C’est même peut-être cet espace, cet intervalle, ce laps, cette portion, ce fragment qui donne toute la saveur et la grandeur d’une vie. Là même où l’écoulement se confond avec la fuite, là où les battements de cils, bien qu’ils se ferment, ouvrent les cœurs et ferment les bouches. Un préalable nécessaire et impérieux pour accueillir avec dignité et seigneurie cet Ammour offert comme un présent, vécu comme un sacerdoce et chanter comme un chant de guerre.

Le temps. Une bien curieuse créature qui se joue souvent de lui. Un, deux, trois, onze, quarante, cinquante, cent ans, peu importe, nous sommes tous les enfants de l’instant. Croyants ou non croyants, statiques ou en mouvements, endormis ou éveillés, matures ou en devenir, riches ou appauvris, hommes ou femmes, soumis ou rebelles, sédentaires ou nomades, nous le sommes tous. Sans aucune exception, aucune discrimination, aucun passe-droit, aucun privilège. Oui, nous sommes les témoins sourds et aveugles des chocs cosmiques au-dessus de nos têtes.
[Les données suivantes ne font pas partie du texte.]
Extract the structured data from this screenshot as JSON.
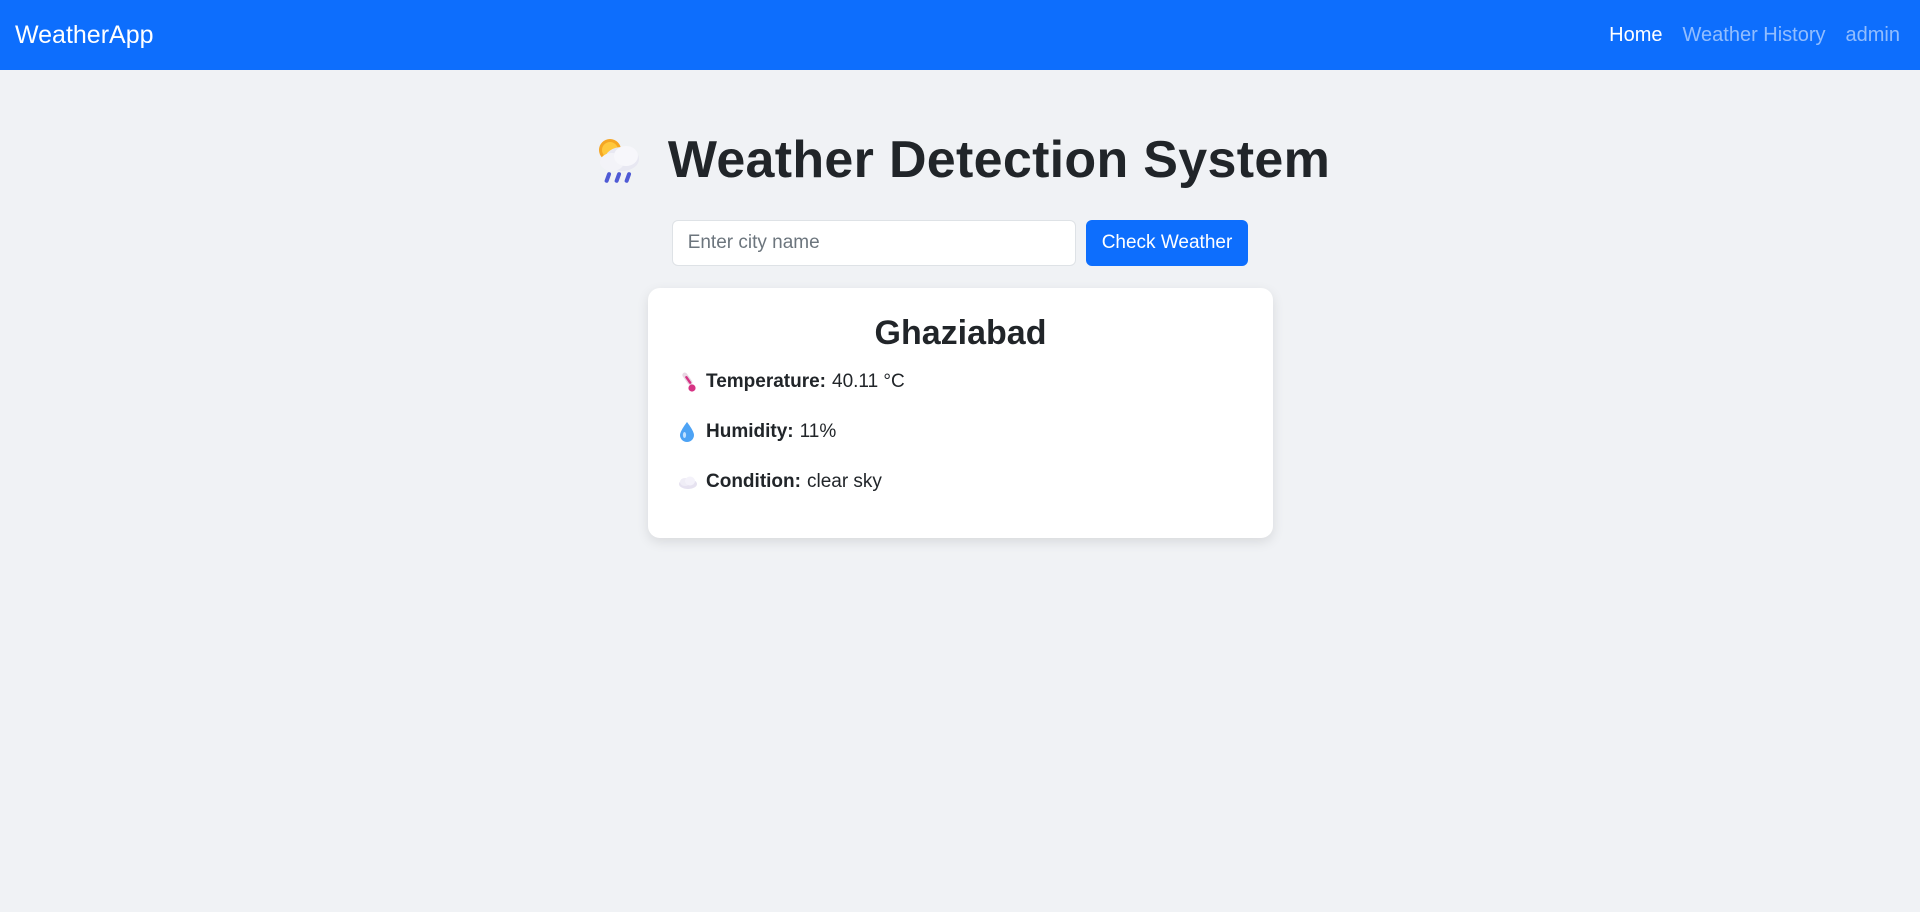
{
  "navbar": {
    "brand": "WeatherApp",
    "links": [
      {
        "label": "Home",
        "active": true
      },
      {
        "label": "Weather History",
        "active": false
      },
      {
        "label": "admin",
        "active": false
      }
    ],
    "bg_color": "#0d6efd"
  },
  "header": {
    "icon": "sun-cloud-rain-icon",
    "title": "Weather Detection System"
  },
  "search": {
    "placeholder": "Enter city name",
    "value": "",
    "button_label": "Check Weather"
  },
  "result": {
    "city": "Ghaziabad",
    "rows": [
      {
        "icon": "thermometer-icon",
        "label": "Temperature:",
        "value": "40.11 °C"
      },
      {
        "icon": "droplet-icon",
        "label": "Humidity:",
        "value": "11%"
      },
      {
        "icon": "cloud-icon",
        "label": "Condition:",
        "value": "clear sky"
      }
    ]
  }
}
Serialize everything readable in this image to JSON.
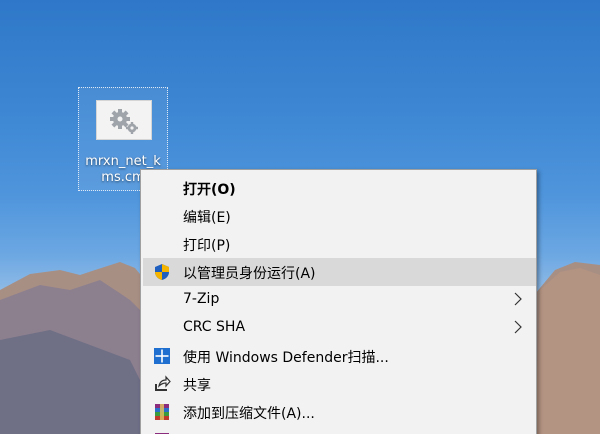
{
  "desktop_icon": {
    "label": "mrxn_net_kms.cm"
  },
  "context_menu": {
    "items": [
      {
        "label": "打开(O)"
      },
      {
        "label": "编辑(E)"
      },
      {
        "label": "打印(P)"
      },
      {
        "label": "以管理员身份运行(A)"
      },
      {
        "label": "7-Zip"
      },
      {
        "label": "CRC SHA"
      },
      {
        "label": "使用 Windows Defender扫描..."
      },
      {
        "label": "共享"
      },
      {
        "label": "添加到压缩文件(A)..."
      }
    ]
  },
  "colors": {
    "menu_background": "#f2f2f2",
    "menu_hover": "#d9d9d9",
    "menu_border": "#a0a0a0",
    "shield_blue": "#1f5fbf",
    "shield_yellow": "#f4b400"
  }
}
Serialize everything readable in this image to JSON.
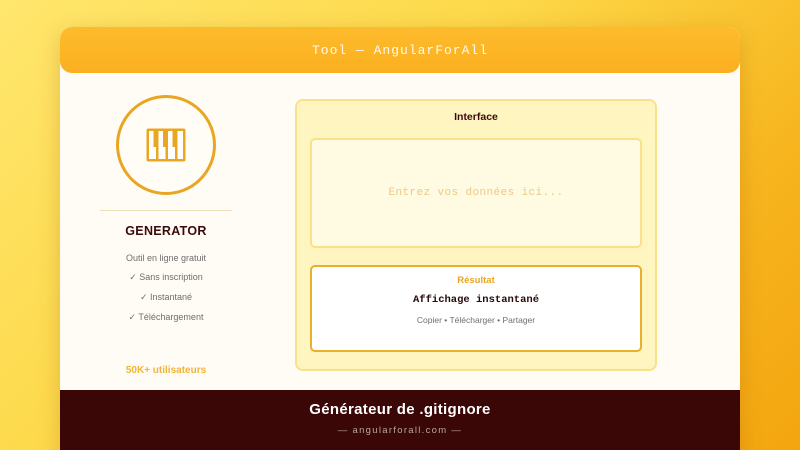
{
  "window": {
    "title": "Tool — AngularForAll"
  },
  "sidebar": {
    "logo_icon": "piano-keys-icon",
    "name": "GENERATOR",
    "tagline": "Outil en ligne gratuit",
    "features": [
      "✓ Sans inscription",
      "✓ Instantané",
      "✓ Téléchargement"
    ],
    "users": "50K+ utilisateurs"
  },
  "interface": {
    "title": "Interface",
    "input_placeholder": "Entrez vos données ici...",
    "result_label": "Résultat",
    "result_main": "Affichage instantané",
    "result_actions": "Copier • Télécharger • Partager"
  },
  "footer": {
    "title": "Générateur de .gitignore",
    "subtitle": "— angularforall.com —"
  },
  "colors": {
    "accent": "#e9a623",
    "titlebar": "#fbb020",
    "footer_bg": "#3a0606",
    "panel_bg": "#fff5c0"
  }
}
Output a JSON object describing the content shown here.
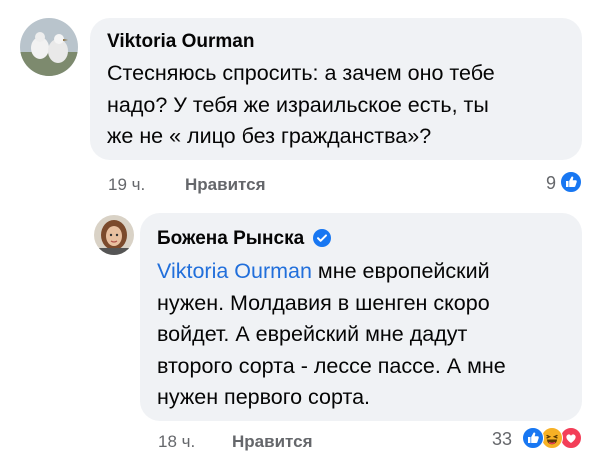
{
  "comment1": {
    "author": "Viktoria Ourman",
    "lines": [
      "Стесняюсь спросить: а зачем оно тебе",
      "надо? У тебя же израильское есть, ты",
      "же не « лицо без гражданства»?"
    ],
    "time": "19 ч.",
    "like_label": "Нравится",
    "reaction_count": "9",
    "reactions": [
      "like-icon"
    ]
  },
  "comment2": {
    "author": "Божена Рынска",
    "verified": true,
    "mention": "Viktoria Ourman",
    "lines": [
      " мне европейский",
      "нужен. Молдавия в шенген скоро",
      "войдет. А еврейский мне дадут",
      "второго сорта - лессе пассе.  А мне",
      "нужен первого сорта."
    ],
    "time": "18 ч.",
    "like_label": "Нравится",
    "reaction_count": "33",
    "reactions": [
      "like-icon",
      "haha-icon",
      "love-icon"
    ]
  },
  "colors": {
    "bubble": "#f0f2f5",
    "meta": "#65676b",
    "mention": "#216fdb",
    "like": "#1877f2",
    "haha": "#f7b125",
    "love": "#f33e58"
  }
}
Là où des univers entiers naissent et meurent. Oui, nous sommes des privilégiés silencieux et souvent ingrats, de cette fureur de vie qui se joue dans nos entrailles, dans nos cellules, dans nos atomes. Dans tout ce que nous voyons pas. Un jour, ils témoigneront.

À chaque souffle, nous mourrons et nous ressuscitons. À chaque souffle, nous tombons et nous nous relevons. À chaque souffle, nous éteignons le feu du pouvoir et ravivons celui du vouloir. À chaque souffle, nous nous voilons et nous nous dévoilons. Non pas pour faire l’ammour, mais pour voir notre nudité. Celle qui fait de nous l’ammour.

Fragile argile qu’il est, il se dit qu’avec le temps qui passe ou plutôt lui qui passe dans le temps, que les secondes, les minutes, les heures sont trop lourdes pour voyager. Qu’il devrait se dépouiller de ses certitudes et de ses peurs, traduction insidieuse de son ego, nourrit par leurs affects et leurs politesses. Oui, il doit se dépouiller, doucement, douloureusement jusqu’à découvrir que le temps n’est rien d’autre qu’un rappel immédiat et constant de l’éternité de Dieu.

Jusqu’à ne plus faire de différence entre la prière sur le Temps et le temps de la prière.

Jusqu’à qu’il admette que croire c’est greffer de l’éternité dans sa vie. Que croire, c’est mettre sa vie dans l’Eternel.